Her çocuk, korunma ve bakımdan yararlanma, yüksek yararına açıkça aykırı olmadıkça, ana ve babasıyla kişisel ve doğrudan ilişki kurma ve sürdürme hakkına sahiptir.
Devlet, her türlü istismara ve şiddete karşı çocukları koruyucu tedbirleri alır.”
Bu düzenlemeye göre “çocuğun üstün yararı, çocuğun istismarı, çocuğun şiddete uğraması” aynı zamanda anayasal bir tabirdir. Bu kapsamda Aile ve Sosyal Hizmetler Bakanlığı bu alanda görevli olduğu için herhangi bir faaliyette direk bu bakanlığa bildirimde bulunulması büyük bir önem taşıyacaktır. Yine bu maddeye göre “çocuğun istismara uğraması, şiddete maruz kalınması” şeklinde gerekçe gösterilerek çocuğun ruhsal ve manevi gelişimine aykırılık teşkil edildiği ifade edilerek hukuksal işlem durdurulmalıdır.

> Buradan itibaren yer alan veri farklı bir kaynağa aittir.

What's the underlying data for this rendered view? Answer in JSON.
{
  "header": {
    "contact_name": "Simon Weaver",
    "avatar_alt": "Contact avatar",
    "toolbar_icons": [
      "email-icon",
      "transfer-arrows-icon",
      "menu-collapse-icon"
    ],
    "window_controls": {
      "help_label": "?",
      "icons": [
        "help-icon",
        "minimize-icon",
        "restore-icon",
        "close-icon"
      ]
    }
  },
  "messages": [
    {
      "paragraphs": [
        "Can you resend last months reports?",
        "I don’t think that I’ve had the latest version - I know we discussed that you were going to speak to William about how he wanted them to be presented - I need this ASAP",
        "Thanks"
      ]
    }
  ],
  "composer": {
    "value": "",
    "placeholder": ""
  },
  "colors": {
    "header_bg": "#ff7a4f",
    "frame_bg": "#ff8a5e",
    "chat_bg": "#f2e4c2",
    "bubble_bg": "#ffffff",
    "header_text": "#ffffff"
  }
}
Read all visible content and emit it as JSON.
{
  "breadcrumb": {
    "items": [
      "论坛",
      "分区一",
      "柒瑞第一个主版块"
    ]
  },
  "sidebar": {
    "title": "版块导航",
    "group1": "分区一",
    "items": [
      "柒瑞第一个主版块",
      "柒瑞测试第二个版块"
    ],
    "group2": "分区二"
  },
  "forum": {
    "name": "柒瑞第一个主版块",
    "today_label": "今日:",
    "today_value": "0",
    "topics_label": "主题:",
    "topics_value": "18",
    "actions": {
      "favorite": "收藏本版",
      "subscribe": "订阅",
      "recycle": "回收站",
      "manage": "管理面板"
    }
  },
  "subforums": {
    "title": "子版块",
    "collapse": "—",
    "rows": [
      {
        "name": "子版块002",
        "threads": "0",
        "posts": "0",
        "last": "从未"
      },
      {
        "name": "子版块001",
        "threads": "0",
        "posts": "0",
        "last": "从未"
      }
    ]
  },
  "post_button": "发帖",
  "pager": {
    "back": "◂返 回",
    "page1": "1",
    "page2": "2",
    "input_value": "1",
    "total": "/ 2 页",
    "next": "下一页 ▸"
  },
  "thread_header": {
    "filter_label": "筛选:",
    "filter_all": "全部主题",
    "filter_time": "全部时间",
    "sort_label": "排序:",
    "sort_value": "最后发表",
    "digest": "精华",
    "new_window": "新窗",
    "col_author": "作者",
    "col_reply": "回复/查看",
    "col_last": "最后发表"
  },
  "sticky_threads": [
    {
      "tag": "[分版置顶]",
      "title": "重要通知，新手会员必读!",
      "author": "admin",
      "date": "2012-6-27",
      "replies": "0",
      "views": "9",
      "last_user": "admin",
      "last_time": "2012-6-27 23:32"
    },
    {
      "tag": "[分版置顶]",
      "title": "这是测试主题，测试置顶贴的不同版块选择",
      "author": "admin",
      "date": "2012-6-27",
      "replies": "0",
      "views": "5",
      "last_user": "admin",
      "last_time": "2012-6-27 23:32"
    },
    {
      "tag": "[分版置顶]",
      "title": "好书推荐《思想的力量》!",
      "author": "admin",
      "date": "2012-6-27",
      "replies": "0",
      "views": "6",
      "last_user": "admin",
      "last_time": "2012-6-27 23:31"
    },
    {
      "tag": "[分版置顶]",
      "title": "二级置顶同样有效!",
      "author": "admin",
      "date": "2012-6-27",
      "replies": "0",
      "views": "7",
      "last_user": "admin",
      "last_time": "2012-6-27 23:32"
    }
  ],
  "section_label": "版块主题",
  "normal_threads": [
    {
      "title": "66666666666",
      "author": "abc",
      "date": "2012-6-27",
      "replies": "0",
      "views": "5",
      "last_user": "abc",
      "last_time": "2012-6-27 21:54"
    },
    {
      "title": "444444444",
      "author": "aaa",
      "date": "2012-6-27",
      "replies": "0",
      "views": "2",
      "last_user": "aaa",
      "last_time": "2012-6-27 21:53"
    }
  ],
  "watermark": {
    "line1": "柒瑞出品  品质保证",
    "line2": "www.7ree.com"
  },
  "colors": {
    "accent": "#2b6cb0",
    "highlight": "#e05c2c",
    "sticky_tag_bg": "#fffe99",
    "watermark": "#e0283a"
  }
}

Tüm bu Anayasal metinler çocuğun üstün yararını koruma altına aldıysa o halde kim diyebilir ki çocukların, eşcinsel bireylerle ruhsal gelişimini sağlıklı bir şekilde tamamlamasının mümkün olduğunu? Hadi bu alandaki psikiyatrlar görüş bildirsin. Elbette alanında uzman psikiyatrlar; çocuğun zihinsel, ruhsal gelişimi için bu tarz lobilerin faaliyetlerinin çocuğun ruhsal ve zihinsel gelişimine uygun olmadığını hatta bu tarz faaliyetlerde çocukların bulundurulmaması ya da bu faaliyetlere maruz bırakılmaması gerektiğini savunacaklardır. O halde bu tarz lobici faaliyetlerin devlet eliyle durdurulduğu güne kadar tepkimizi net bir şekilde ortaya koymalı ve ilgili mercileri durumdan haberdar etmeliyiz. Unutmayalım ki, her zorluğun ardından bir kolaylık gelecektir. Her birinizin nesli korumak için vermiş olduğu gayret ve çaba olumlu sonuçlar doğuracaktır. Sevgi ve dua ile.